Solomon isn’t able to maintain his detachment. A slight tremor comes and goes in his voice. Sometimes he pauses before he can continue.

“Kirk Granger, one of ours … the one dead in the kitchen. He rushes to restrain Ramsey before the kid hurts himself, bends over him with fresh zip-ties. Ramsey shrieks a long stream of obscenities worse than you’d hear in the most-violent ward of a prison for the criminally insane, not coherent, just vicious, rank. He comes out of his chair. He bites … bites Kirk’s face … bites it hard. So damn fast, snake-quick. He tears into Kirk’s face, his throat. He rips a carotid, maybe a jugular. Didn’t see how he took the eyes. Kirk is a martial-arts guy … but he’s blinded then dead, taken down in five seconds. Ramsey scrambles across the table, knocks his dad out of a chair, tramps his throat, snatches a cleaver from a rack, swings it.
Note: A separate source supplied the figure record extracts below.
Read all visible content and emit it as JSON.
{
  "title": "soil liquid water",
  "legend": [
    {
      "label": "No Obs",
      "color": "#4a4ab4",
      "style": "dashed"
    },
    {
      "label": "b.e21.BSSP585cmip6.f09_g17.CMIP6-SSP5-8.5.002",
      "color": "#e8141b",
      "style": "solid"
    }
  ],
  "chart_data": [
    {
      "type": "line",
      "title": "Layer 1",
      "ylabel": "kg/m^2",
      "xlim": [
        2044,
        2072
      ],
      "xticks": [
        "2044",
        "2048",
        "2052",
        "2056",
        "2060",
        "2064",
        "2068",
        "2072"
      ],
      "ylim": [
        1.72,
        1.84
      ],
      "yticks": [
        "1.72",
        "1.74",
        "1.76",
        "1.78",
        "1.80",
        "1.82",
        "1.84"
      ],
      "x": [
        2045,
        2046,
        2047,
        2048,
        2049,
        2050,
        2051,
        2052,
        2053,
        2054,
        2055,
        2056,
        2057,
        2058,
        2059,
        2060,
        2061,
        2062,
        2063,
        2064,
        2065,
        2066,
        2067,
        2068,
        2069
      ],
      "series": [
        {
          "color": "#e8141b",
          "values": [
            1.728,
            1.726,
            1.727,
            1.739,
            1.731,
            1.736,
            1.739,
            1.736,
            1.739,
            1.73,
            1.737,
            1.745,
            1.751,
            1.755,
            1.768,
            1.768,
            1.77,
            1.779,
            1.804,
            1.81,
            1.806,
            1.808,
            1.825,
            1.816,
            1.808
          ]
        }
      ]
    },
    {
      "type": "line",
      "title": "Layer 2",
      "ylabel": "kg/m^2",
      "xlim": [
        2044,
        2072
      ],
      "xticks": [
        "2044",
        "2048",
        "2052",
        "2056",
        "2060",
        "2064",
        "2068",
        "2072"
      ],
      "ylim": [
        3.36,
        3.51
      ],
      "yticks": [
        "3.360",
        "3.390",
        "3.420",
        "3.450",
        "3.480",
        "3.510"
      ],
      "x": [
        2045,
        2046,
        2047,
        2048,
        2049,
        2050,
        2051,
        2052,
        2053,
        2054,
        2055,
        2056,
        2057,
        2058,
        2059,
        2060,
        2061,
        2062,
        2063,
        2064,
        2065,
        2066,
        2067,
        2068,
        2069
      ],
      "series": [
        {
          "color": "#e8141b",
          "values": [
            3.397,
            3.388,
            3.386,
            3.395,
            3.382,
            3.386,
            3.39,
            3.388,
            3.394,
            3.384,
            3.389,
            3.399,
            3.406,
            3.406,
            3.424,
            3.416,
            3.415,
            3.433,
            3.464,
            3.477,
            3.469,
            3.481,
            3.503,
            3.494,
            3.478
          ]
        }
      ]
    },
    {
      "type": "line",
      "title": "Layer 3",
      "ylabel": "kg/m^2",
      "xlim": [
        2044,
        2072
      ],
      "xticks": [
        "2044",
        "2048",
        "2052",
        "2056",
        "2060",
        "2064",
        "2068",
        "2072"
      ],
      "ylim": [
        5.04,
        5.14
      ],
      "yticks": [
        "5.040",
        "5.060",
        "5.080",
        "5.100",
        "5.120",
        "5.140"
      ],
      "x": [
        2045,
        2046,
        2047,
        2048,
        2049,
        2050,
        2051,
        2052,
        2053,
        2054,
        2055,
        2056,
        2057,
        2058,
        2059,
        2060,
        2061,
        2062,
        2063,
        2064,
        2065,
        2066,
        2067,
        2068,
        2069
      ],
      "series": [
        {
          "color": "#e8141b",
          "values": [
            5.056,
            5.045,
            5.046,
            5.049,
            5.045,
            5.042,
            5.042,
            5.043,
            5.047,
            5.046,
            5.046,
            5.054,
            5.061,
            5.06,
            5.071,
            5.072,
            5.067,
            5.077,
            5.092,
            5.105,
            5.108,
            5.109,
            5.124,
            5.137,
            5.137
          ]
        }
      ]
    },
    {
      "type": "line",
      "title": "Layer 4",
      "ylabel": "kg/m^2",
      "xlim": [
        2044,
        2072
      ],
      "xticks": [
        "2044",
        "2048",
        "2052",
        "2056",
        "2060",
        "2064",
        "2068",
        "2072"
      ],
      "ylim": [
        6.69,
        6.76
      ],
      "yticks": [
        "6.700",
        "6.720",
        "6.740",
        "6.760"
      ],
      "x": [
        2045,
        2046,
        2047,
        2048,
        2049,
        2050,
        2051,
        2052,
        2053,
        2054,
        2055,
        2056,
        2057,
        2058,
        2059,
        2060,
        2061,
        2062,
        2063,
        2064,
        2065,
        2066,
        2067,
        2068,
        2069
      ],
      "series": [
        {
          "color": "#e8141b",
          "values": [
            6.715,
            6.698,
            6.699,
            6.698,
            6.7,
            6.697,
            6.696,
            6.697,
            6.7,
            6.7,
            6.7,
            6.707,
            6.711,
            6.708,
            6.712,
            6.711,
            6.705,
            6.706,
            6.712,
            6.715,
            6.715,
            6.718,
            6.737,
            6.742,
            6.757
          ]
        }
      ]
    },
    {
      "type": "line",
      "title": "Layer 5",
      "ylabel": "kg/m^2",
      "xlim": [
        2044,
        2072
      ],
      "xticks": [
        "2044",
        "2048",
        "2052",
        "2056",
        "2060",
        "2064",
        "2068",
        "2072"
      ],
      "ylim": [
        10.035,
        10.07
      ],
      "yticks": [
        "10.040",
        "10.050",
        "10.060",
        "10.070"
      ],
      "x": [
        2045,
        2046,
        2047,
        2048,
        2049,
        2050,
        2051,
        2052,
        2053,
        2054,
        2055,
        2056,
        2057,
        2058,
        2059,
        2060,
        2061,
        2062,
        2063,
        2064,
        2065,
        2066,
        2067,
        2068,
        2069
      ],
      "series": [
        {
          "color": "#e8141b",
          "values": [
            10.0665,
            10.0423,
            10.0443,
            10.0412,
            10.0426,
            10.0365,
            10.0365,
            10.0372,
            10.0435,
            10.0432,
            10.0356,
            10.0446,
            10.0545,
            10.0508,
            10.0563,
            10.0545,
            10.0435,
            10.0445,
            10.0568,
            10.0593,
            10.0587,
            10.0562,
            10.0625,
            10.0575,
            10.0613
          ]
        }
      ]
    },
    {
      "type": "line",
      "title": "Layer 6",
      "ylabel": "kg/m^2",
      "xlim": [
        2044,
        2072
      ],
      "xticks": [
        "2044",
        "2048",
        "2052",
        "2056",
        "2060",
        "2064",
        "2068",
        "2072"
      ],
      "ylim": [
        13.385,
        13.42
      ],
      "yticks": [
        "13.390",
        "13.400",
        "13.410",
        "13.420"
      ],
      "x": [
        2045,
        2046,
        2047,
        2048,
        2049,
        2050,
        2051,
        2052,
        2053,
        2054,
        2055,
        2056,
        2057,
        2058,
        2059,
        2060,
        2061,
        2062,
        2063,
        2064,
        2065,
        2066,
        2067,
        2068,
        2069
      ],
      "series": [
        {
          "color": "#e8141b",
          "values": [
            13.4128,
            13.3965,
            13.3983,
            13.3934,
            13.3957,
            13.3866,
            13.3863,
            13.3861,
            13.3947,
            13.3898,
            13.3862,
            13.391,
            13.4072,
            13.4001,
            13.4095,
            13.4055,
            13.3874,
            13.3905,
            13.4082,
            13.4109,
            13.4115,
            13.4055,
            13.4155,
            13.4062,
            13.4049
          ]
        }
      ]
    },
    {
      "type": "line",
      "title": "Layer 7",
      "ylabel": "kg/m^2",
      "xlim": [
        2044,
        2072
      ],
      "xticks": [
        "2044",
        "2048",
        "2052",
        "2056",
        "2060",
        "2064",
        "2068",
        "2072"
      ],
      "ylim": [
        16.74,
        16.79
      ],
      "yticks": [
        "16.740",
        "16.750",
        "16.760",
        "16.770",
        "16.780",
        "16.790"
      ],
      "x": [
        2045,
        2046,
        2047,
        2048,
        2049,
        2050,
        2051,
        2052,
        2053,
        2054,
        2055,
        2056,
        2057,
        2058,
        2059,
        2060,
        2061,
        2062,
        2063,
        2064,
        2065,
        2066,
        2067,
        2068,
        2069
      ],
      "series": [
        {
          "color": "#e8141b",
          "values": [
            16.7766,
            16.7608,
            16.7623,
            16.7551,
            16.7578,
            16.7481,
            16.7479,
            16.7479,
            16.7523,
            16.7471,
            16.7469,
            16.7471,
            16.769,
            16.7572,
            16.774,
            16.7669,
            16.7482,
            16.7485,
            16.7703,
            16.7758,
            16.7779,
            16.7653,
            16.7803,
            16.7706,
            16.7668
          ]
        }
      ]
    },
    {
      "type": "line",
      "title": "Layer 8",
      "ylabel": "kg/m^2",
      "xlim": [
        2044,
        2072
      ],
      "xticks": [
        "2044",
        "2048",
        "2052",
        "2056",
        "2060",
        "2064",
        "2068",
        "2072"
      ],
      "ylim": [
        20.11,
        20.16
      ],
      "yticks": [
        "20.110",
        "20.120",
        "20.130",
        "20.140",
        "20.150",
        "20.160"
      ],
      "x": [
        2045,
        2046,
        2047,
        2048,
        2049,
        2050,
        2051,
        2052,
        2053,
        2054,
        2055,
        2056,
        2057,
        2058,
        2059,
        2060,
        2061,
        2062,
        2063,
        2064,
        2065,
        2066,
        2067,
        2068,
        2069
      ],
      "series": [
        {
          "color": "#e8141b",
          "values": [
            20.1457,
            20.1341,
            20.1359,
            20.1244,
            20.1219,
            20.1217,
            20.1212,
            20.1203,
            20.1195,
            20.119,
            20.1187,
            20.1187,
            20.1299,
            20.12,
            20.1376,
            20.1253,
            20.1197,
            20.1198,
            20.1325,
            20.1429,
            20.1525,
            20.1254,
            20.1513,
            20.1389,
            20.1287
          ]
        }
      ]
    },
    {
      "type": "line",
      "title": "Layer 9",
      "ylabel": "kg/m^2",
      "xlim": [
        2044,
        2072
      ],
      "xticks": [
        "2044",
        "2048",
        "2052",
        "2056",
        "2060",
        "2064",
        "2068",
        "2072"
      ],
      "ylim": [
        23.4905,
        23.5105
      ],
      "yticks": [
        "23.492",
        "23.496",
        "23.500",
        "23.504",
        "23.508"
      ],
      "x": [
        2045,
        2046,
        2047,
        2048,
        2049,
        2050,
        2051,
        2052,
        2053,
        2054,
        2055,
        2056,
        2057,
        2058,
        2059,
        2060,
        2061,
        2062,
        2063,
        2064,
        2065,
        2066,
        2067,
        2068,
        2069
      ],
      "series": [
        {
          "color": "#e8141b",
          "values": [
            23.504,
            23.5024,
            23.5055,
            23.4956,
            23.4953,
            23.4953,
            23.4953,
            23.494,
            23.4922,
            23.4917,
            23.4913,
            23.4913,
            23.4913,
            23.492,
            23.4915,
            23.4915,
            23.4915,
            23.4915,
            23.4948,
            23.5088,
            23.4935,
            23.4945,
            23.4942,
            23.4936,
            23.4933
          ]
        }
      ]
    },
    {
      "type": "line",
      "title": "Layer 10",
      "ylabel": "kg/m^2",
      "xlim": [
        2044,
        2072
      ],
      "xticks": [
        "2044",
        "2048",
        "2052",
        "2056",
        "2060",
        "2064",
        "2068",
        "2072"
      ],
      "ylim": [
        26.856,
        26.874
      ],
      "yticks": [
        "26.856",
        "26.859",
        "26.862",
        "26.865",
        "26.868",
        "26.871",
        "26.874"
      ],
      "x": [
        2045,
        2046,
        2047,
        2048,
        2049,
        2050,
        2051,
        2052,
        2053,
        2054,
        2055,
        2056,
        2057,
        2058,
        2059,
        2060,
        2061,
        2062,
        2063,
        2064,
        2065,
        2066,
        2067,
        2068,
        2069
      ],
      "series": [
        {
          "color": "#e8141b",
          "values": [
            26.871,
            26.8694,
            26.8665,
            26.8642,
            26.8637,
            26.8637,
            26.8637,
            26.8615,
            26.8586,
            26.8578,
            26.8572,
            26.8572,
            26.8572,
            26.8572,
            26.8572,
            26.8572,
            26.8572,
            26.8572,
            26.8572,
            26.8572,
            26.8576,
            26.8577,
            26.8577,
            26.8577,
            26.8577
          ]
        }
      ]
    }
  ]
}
Such power. It’s just ten seconds after he first went nuts.”

Dubose returns to his unanswered question. “Why doesn’t the sonofabitch have five bullets in his head?”

From his chair, without taking his eyes off Ramsey, Taratucci says, “Don’t be a jerk. You notice all the bullet holes in the kitchen cabinets, the walls? He’s like some bat out of Hell, how fast he moves. You can’t hit what won’t be a target.”

Solomon says, “Brother’s dead, mother runs for it. He wants her more than us, maybe to rape before he kills her. His own mother. It’s chaos. But when we inject an entire household, we bring a Taser XREP twelve-gauge, in case there’s effective resistance. So I put a round in his back while he’s on the porch tearing at her clothes.”

“He was so gone,” Taratucci says, “he didn’t know who she was.”

Solomon says, “She was already dead. When he caught her and dragged her down, she broke her neck.”

Staring at Ramsey Corrigan, Dubose speculates. “He knew—he could feel—something was deep inside his head, enslaving him. The control program tried to repress his fear, maybe applied too much pressure, burnt out some neurons, maybe the nanoweb itself badly malfunctioned, whatever, and just kicked his terror into hyperdrive, triggered a rapid-fire psychological meltdown. His psyche came apart like sugar lace. Personality dissolved. Shenneck said this might rarely happen, but he hoped a collapse would end in a catatonic state or in a condition of feeble physical and mental incoherence. He didn’t think an adjusted person, damaged like this, would instead plunge all the way down through the forbidden door.”